Thurston identified and analyzed 8 geometric structures and conjectured that they provide a means for classifying 3-manifolds. His work revolutionized the study of geometry and topology. The 8 geometric structures were intensively investigated, and the Geometrization Conjecture was verified in many cases; Thurston himself proved it for a large class of manifolds. But hopes for a proof of the conjecture in full generality remained unfulfilled.
In 1982, Richard Hamilton identified a particular evolution equation, which he called the Ricci flow, as the key to resolving the Poincaré and Thurston Geometrization Conjectures. The Ricci flow is similar to the heat equation, which describes how heat flows from the hot part of an object to the cold part, eventually homogenizing the temperature to be uniform throughout the object. Hamilton’s idea was to use the Ricci flow to homogenize the geometry of 3-manifolds to show that their geometry fits into Thurston’s classification. Over more than twenty years, Hamilton and other geometric analysts made great progress in understanding the Ricci flow.
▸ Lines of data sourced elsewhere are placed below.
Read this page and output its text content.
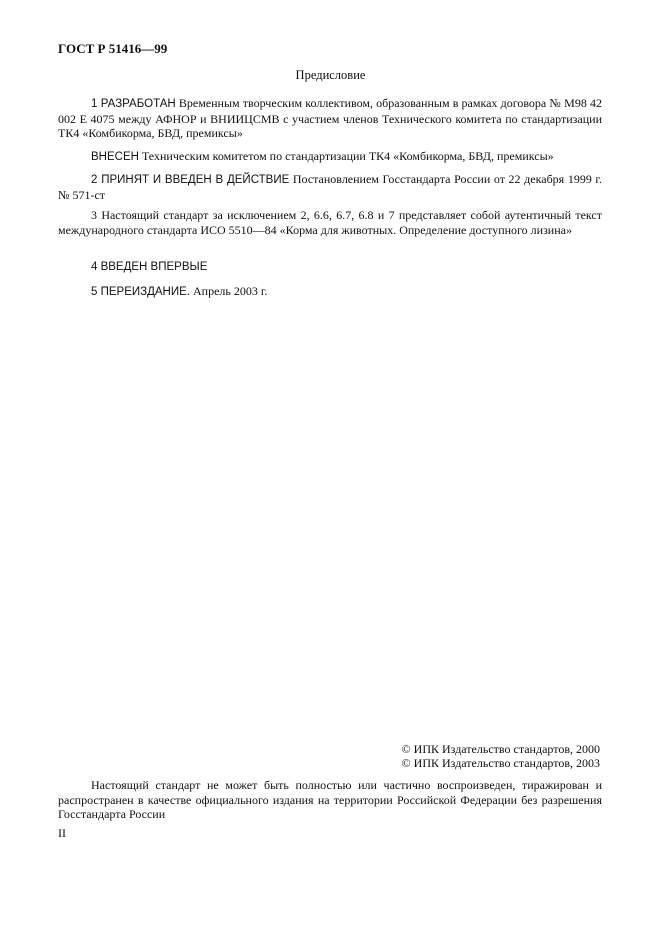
ГОСТ Р 51416—99
Предисловие
1 РАЗРАБОТАН Временным творческим коллективом, образованным в рамках договора № М98 42 002 Е 4075 между АФНОР и ВНИИЦСМВ с участием членов Технического комитета по стандартизации ТК4 «Комбикорма, БВД, премиксы»
ВНЕСЕН Техническим комитетом по стандартизации ТК4 «Комбикорма, БВД, премиксы»
2 ПРИНЯТ И ВВЕДЕН В ДЕЙСТВИЕ Постановлением Госстандарта России от 22 декабря 1999 г. № 571-ст
3 Настоящий стандарт за исключением 2, 6.6, 6.7, 6.8 и 7 представляет собой аутентичный текст международного стандарта ИСО 5510—84 «Корма для животных. Определение доступного лизина»
4 ВВЕДЕН ВПЕРВЫЕ
5 ПЕРЕИЗДАНИЕ. Апрель 2003 г.
© ИПК Издательство стандартов, 2000
© ИПК Издательство стандартов, 2003
Настоящий стандарт не может быть полностью или частично воспроизведен, тиражирован и распространен в качестве официального издания на территории Российской Федерации без разрешения Госстандарта России
II
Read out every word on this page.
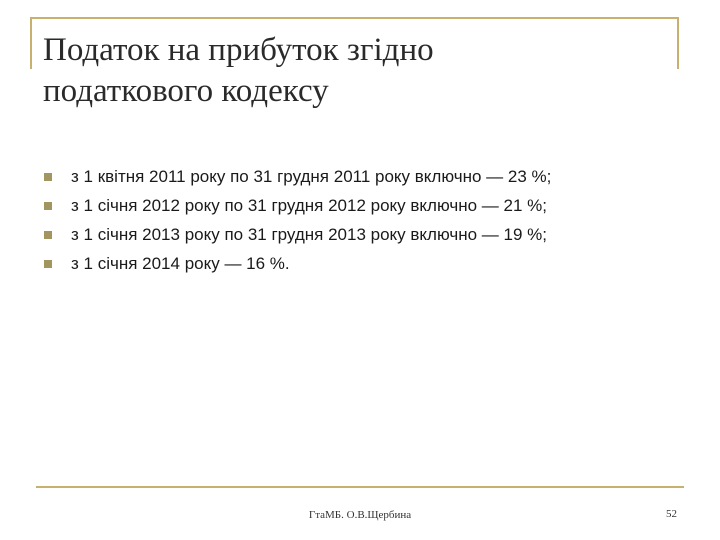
Податок на прибуток згідно
податкового кодексу
з 1 квітня 2011 року по 31 грудня 2011 року включно — 23 %;
з 1 січня 2012 року по 31 грудня 2012 року включно — 21 %;
з 1 січня 2013 року по 31 грудня 2013 року включно — 19 %;
з 1 січня 2014 року — 16 %.
ГтаМБ. О.В.Щербина	52
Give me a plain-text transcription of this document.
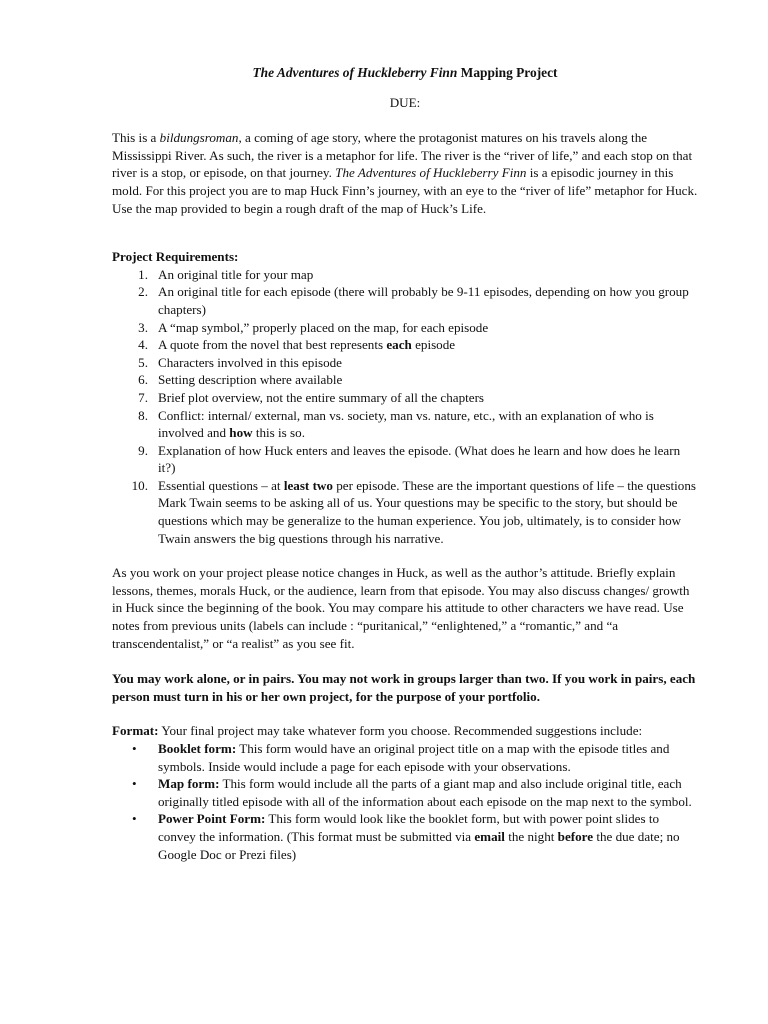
The Adventures of Huckleberry Finn Mapping Project

DUE:
This is a bildungsroman, a coming of age story, where the protagonist matures on his travels along the Mississippi River. As such, the river is a metaphor for life. The river is the “river of life,” and each stop on that river is a stop, or episode, on that journey. The Adventures of Huckleberry Finn is a episodic journey in this mold. For this project you are to map Huck Finn’s journey, with an eye to the “river of life” metaphor for Huck. Use the map provided to begin a rough draft of the map of Huck’s Life.
Project Requirements:
1. An original title for your map
2. An original title for each episode (there will probably be 9-11 episodes, depending on how you group chapters)
3. A “map symbol,” properly placed on the map, for each episode
4. A quote from the novel that best represents each episode
5. Characters involved in this episode
6. Setting description where available
7. Brief plot overview, not the entire summary of all the chapters
8. Conflict: internal/ external, man vs. society, man vs. nature, etc., with an explanation of who is involved and how this is so.
9. Explanation of how Huck enters and leaves the episode. (What does he learn and how does he learn it?)
10. Essential questions – at least two per episode. These are the important questions of life – the questions Mark Twain seems to be asking all of us. Your questions may be specific to the story, but should be questions which may be generalize to the human experience. You job, ultimately, is to consider how Twain answers the big questions through his narrative.
As you work on your project please notice changes in Huck, as well as the author’s attitude. Briefly explain lessons, themes, morals Huck, or the audience, learn from that episode. You may also discuss changes/ growth in Huck since the beginning of the book. You may compare his attitude to other characters we have read. Use notes from previous units (labels can include : “puritanical,” “enlightened,” a “romantic,” and “a transcendentalist,” or “a realist” as you see fit.
You may work alone, or in pairs. You may not work in groups larger than two. If you work in pairs, each person must turn in his or her own project, for the purpose of your portfolio.
Format: Your final project may take whatever form you choose. Recommended suggestions include:
• Booklet form: This form would have an original project title on a map with the episode titles and symbols. Inside would include a page for each episode with your observations.
• Map form: This form would include all the parts of a giant map and also include original title, each originally titled episode with all of the information about each episode on the map next to the symbol.
• Power Point Form: This form would look like the booklet form, but with power point slides to convey the information. (This format must be submitted via email the night before the due date; no Google Doc or Prezi files)
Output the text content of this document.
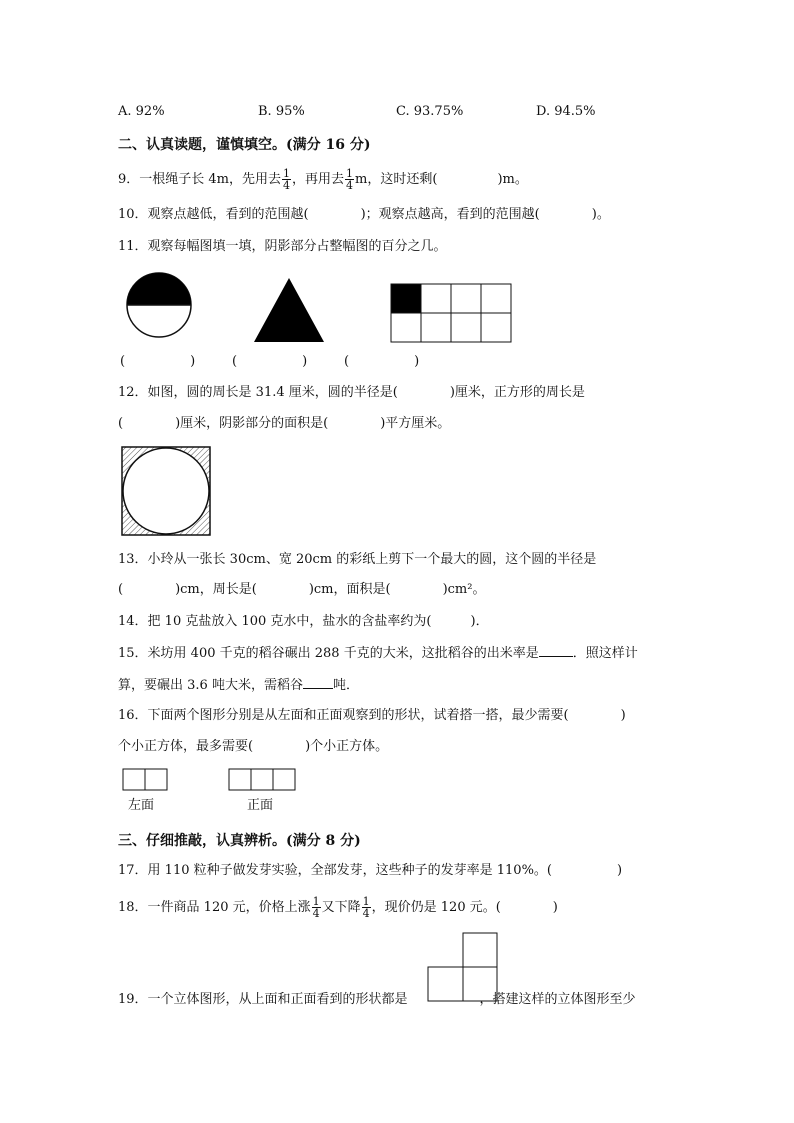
A. 92%	B. 95%	C. 93.75%	D. 94.5%
二、认真读题，谨慎填空。(满分 16 分)
9．一根绳子长 4m，先用去 $\frac{1}{4}$ ，再用去 $\frac{1}{4}$ m，这时还剩(	)m。
10．观察点越低，看到的范围越(　　　　)；观察点越高，看到的范围越(　　　　)。
11．观察每幅图填一填，阴影部分占整幅图的百分之几。
(　　　　　)	(　　　　　)	(　　　　　)
12．如图，圆的周长是 31.4 厘米，圆的半径是(　　　　)厘米，正方形的周长是
(　　　　)厘米，阴影部分的面积是(　　　　)平方厘米。
13．小玲从一张长 30cm、宽 20cm 的彩纸上剪下一个最大的圆，这个圆的半径是
(　　　　)cm，周长是(　　　　)cm，面积是(　　　　)cm²。
14．把 10 克盐放入 100 克水中，盐水的含盐率约为(　　　)．
15．米坊用 400 千克的稻谷碾出 288 千克的大米，这批稻谷的出米率是	．照这样计
算，要碾出 3.6 吨大米，需稻谷 吨．
16．下面两个图形分别是从左面和正面观察到的形状，试着搭一搭，最少需要(　　　　)
个小正方体，最多需要(　　　　)个小正方体。
左面	正面
三、仔细推敲，认真辨析。(满分 8 分)
17．用 110 粒种子做发芽实验，全部发芽，这些种子的发芽率是 110%。(　　　　　)
18．一件商品 120 元，价格上涨 $\frac{1}{4}$ 又下降 $\frac{1}{4}$ ，现价仍是 120 元。(　　　　)
19．一个立体图形，从上面和正面看到的形状都是	，搭建这样的立体图形至少
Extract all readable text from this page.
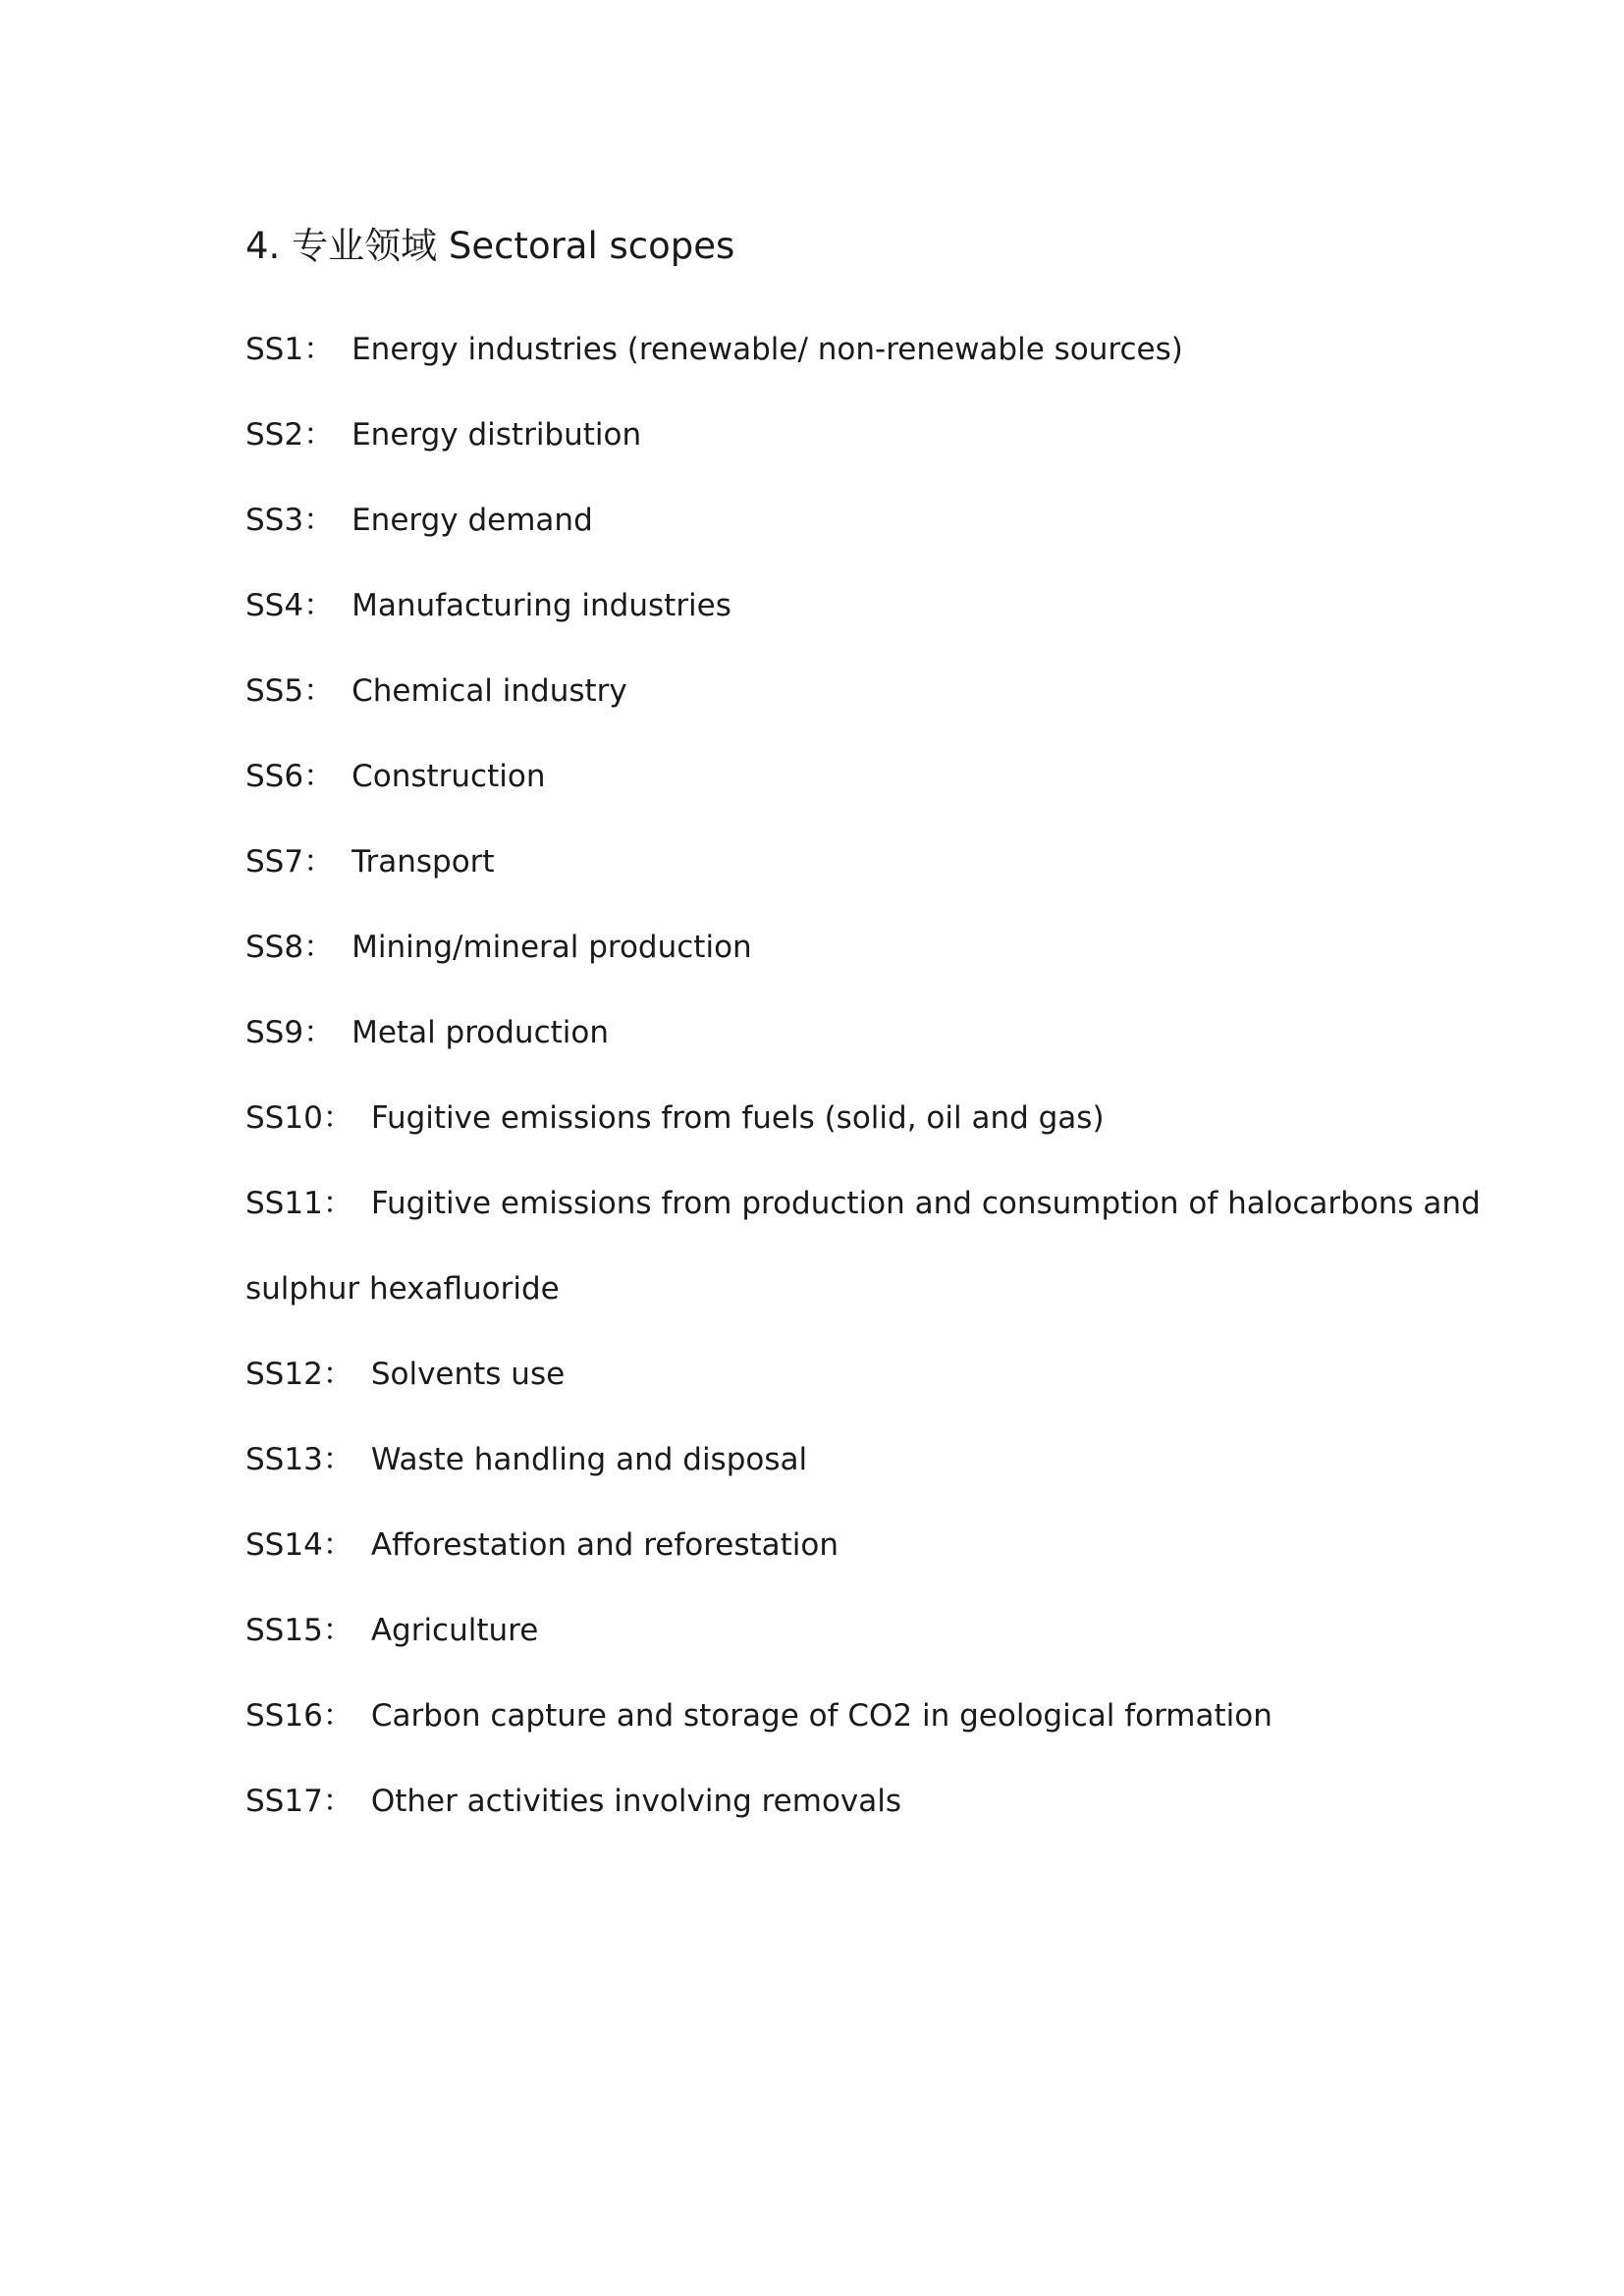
4. 专业领域 Sectoral scopes
SS1： Energy industries (renewable/ non-renewable sources)
SS2： Energy distribution
SS3： Energy demand
SS4： Manufacturing industries
SS5： Chemical industry
SS6： Construction
SS7： Transport
SS8： Mining/mineral production
SS9： Metal production
SS10： Fugitive emissions from fuels (solid, oil and gas)
SS11： Fugitive emissions from production and consumption of halocarbons and
sulphur hexafluoride
SS12： Solvents use
SS13： Waste handling and disposal
SS14： Afforestation and reforestation
SS15： Agriculture
SS16： Carbon capture and storage of CO2 in geological formation
SS17： Other activities involving removals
But they were stymied in figuring out how to handle “singularities”, which are regions where the geometry, instead of getting homogenized, suddenly exhibits uncontrolled changes.
That was where things stood when Perelman’s work burst onto the scene. In a series of papers posted on a preprint archive starting in late 2002, Perelman established ground-breaking results about the Ricci flow and its singularities. He provided new ways of analyzing the structure of the singularities and showed how they relate to the topology of the manifolds. Perelman broke the impasse in the program that Hamilton had established and validated the vision of using the Ricci flow to prove the Poincaré and Thurston Geometrization Conjectures. Although Perelman’s work appears to provide a definitive endpoint in proving the conjectures, his contributions do not stop there. The techniques Perelman introduced for handling singularities in the Ricci flow have generated great excitement in geometric analysis and are beginning to be deployed to solve other problems in that area.
Perelman’s combination of deep insights and technical brilliance mark him as an outstanding mathematician. In illuminating a path towards answering two fundamental questions in 3-dimensional topology, he has had a profound impact on mathematics.